Ollis y Gro han estado en el Bosque de los Abedules antes, pero aún les parece que lo acaban de descubrir. Es enorme. Una vez encontraron allí un viejo tractor con una mamá liebre y cuatro lebratos en la pala. Y al final del camino de grava hay una laguna circular en la que la madre de Ollis no les deja bañarse porque dice que no tiene fondo. Ollis no se lo acaba de creer. Porque si no tuviera fondo, eso querría decir que la laguna llega hasta el centro de la Tierra y además lo atraviesa y sale por el otro extremo del globo, y de ser así no habría laguna porque el agua se habría derramado por el universo. Ollis y Gro han intentado averiguar la profundidad exacta de la laguna. Una vez metieron un palo en el centro de un carrete de hilo, ataron una piedra al hilo y la tiraron dentro de la laguna. El carrete giró y giró hasta que se acabó el hilo, y la piedra aún no había alcanzado el fondo. Bastante guay. Ollis sonríe y piensa que Gro tiene razón, que este es un buen sitio en el que pasar un sábado.
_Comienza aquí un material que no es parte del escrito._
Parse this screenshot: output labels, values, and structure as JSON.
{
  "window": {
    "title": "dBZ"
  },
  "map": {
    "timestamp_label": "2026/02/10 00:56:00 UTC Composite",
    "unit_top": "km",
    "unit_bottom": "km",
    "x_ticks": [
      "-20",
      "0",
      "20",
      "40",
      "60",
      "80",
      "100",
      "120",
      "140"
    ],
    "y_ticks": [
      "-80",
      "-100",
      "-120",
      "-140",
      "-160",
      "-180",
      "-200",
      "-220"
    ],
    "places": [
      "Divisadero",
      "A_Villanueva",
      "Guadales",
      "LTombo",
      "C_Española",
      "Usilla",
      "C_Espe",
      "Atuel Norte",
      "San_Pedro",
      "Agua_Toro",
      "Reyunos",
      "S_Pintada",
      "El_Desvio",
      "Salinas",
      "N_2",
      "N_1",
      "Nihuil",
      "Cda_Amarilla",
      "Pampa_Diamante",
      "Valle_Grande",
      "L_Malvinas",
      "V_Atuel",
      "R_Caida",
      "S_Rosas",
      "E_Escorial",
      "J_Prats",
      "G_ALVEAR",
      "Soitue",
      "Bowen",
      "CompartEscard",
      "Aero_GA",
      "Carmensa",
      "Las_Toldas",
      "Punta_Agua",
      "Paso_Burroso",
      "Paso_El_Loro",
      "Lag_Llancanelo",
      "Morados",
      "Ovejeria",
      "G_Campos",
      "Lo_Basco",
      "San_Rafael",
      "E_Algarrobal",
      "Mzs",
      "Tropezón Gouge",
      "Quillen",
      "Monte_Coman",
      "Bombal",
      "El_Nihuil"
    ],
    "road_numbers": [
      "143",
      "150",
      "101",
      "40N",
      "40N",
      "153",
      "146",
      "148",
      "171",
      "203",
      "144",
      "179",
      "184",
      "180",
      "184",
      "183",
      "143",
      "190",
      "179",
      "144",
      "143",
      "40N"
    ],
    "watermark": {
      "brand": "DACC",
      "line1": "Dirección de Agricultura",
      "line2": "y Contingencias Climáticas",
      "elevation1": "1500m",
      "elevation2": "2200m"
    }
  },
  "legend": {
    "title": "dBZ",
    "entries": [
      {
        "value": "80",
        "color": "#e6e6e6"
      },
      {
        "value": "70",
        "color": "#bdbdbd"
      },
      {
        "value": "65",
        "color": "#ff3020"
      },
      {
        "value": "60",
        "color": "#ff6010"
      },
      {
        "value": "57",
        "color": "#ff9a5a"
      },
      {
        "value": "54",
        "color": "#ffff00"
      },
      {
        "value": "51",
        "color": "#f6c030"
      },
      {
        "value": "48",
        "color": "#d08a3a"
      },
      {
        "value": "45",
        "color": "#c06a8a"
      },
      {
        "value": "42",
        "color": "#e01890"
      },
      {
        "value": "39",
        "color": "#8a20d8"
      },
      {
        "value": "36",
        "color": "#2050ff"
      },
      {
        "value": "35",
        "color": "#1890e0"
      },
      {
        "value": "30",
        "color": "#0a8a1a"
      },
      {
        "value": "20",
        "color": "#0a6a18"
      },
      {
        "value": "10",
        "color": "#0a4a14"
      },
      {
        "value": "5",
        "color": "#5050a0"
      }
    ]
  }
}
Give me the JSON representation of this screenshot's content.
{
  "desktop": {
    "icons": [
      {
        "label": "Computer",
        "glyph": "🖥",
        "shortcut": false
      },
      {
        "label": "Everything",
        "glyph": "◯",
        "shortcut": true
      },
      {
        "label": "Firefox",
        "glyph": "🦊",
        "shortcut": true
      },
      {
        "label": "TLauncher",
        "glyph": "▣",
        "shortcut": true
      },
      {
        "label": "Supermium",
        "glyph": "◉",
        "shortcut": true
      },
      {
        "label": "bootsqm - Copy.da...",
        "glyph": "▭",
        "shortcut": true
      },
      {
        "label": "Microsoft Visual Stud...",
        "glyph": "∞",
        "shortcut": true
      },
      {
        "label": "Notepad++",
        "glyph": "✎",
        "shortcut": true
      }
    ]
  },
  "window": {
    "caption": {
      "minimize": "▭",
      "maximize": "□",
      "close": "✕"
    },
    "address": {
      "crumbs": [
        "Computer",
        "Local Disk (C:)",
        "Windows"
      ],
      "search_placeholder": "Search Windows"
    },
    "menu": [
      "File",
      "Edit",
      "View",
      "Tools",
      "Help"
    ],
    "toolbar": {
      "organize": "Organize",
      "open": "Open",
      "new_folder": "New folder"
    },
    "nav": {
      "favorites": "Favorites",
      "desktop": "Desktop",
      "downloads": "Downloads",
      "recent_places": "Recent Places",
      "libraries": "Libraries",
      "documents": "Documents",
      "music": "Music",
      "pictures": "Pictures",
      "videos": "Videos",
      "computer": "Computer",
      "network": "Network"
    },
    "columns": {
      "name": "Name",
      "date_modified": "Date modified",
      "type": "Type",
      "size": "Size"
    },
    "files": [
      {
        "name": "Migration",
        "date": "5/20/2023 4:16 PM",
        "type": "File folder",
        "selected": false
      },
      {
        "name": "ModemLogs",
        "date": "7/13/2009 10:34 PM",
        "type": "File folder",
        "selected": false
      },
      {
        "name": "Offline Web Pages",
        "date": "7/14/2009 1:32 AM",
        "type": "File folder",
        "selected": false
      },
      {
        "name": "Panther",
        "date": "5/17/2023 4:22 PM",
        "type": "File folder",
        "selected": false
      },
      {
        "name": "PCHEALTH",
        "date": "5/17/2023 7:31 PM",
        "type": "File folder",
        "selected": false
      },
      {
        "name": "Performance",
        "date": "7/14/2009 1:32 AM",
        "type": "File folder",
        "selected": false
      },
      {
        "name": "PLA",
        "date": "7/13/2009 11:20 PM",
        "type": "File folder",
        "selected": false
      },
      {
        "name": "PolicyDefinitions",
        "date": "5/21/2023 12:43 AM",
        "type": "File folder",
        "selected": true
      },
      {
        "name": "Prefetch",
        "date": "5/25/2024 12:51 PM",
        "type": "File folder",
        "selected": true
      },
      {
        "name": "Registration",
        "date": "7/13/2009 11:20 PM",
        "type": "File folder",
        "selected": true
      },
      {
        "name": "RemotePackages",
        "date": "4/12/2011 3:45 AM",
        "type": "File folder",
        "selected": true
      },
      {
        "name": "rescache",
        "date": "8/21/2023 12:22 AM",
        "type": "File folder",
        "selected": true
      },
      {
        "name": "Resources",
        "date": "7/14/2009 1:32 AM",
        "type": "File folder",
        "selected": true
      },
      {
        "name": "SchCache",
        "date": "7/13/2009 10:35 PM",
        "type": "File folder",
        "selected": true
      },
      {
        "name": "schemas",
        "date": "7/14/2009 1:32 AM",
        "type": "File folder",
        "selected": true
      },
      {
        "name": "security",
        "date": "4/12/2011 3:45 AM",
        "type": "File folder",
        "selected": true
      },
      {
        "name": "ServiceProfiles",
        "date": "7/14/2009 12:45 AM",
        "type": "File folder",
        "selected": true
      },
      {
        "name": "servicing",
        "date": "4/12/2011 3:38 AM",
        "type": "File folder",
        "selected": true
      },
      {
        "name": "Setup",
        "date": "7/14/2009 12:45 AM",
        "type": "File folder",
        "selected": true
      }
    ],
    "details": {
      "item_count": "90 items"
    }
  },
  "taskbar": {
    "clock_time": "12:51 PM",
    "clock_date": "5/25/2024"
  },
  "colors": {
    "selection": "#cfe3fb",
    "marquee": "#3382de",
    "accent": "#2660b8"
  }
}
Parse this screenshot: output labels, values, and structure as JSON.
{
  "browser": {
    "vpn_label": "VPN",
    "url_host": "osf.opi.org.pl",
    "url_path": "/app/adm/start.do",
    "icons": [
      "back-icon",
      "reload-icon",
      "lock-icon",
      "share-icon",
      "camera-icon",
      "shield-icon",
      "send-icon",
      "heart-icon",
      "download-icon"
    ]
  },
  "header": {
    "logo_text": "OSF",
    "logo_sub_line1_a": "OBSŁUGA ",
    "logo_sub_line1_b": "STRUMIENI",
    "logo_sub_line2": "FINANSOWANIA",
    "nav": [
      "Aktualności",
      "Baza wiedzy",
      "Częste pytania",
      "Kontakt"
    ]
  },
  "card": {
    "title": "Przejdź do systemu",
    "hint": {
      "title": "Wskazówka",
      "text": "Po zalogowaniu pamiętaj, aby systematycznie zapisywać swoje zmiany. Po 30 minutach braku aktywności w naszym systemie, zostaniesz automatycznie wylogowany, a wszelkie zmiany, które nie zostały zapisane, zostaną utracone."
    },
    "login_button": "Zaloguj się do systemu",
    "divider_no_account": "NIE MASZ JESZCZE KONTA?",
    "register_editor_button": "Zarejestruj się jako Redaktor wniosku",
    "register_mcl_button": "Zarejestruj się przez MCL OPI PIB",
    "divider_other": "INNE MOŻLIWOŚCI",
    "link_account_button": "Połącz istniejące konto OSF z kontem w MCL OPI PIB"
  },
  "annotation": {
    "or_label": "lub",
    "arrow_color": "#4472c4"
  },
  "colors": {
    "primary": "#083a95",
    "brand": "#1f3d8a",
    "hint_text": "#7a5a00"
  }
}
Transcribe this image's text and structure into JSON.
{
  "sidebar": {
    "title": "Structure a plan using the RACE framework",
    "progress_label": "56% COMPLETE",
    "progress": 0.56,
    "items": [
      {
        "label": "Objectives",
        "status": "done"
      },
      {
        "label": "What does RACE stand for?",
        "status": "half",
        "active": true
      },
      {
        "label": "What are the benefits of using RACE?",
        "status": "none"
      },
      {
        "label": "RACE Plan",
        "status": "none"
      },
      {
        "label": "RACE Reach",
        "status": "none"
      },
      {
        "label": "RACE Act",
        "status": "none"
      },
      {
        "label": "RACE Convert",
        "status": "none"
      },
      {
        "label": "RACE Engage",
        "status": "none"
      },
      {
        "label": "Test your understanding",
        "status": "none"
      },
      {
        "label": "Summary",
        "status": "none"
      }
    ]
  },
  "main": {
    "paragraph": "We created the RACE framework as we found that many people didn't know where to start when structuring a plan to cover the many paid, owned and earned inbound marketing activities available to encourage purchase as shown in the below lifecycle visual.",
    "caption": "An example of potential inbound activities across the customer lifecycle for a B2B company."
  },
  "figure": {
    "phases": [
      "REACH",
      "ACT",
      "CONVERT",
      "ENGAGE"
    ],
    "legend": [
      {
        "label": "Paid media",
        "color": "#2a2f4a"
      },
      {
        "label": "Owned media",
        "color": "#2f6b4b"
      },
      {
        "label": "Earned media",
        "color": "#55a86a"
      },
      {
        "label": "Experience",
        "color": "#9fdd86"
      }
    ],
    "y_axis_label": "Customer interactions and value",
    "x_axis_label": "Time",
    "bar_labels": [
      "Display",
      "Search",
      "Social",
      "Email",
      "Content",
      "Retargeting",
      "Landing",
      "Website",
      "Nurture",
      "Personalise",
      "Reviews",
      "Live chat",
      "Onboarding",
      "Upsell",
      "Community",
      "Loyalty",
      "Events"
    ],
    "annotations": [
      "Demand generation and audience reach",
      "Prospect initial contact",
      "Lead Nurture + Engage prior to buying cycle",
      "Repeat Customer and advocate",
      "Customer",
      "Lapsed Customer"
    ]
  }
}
—¿Estuviste con tu padre ayer? —pregunta Gro de repente.
—¡Einar no es mi padre, Gro! —dice Ollis enfadada y le da un manotazo en la espalda a Gro.
—¡Ay! No, no me refiero a Einar, sino a papá Borge. Intenté llamarte, pero no me cogiste el teléfono.
Ollis siente que le late algo más fuerte el corazón y que le empiezan a sudar las manos.
Ollis le ha hablado a Gro de papá Borge. Le ha dicho que lo visita de vez en cuando y que leen periódicos viejos y hacen salchichas a la parrilla y se mueren de la risa. Y que en una cafetería escribieron «¡Ollis y papá Borge son tipos duros!» debajo de la mesa con rotulador permanente.
—¿Qué hicisteis ayer?
Gro se pone de pie en los pedales y pedalea tan fuerte que Ollis se tiene que agarrar aún más fuerte a su cintura. Ollis sabe que Gro está un poco celosa de Ollis porque ella tiene a papá Borge. Gro se queja a menudo de que sus padres son normales y además un muermo. Ollis no está de acuerdo. A ella le parecen muy bien. Así que a veces Ollis también tiene celos de Gro por sus padres. Y además lo que le ha contado Ollis sobre papá Borge no es del todo cierto. Ni lo de los periódicos ni lo de la parrilla. De hecho, nada de todo eso es cierto, así que se apresura a cambiar de tema.
—¡Vamos a la laguna!
—Vale —dice Gro.
Gro acelera hasta que el camino de grava da paso al suelo del bosque y ven brillar la superficie del agua entre las ramas de los abedules. Ollis se baja de un salto.
—Vamos a esconder la bici —propone Ollis—, por si viene Tøger el de las cabras.
Gro sonríe y asiente con la cabeza con energía. Arrastran la bici más allá de la laguna, hacia un corrillo de árboles. Gro tira de las ramas para poder esconder mejor la bici entre ellas. Cuando se disponen a subirla, Ollis se queda parada.
—¿Qué es eso? —pregunta y se agacha hacia algo que está tirado en el suelo y arruga la nariz. Gro mira hacia el mismo sitio.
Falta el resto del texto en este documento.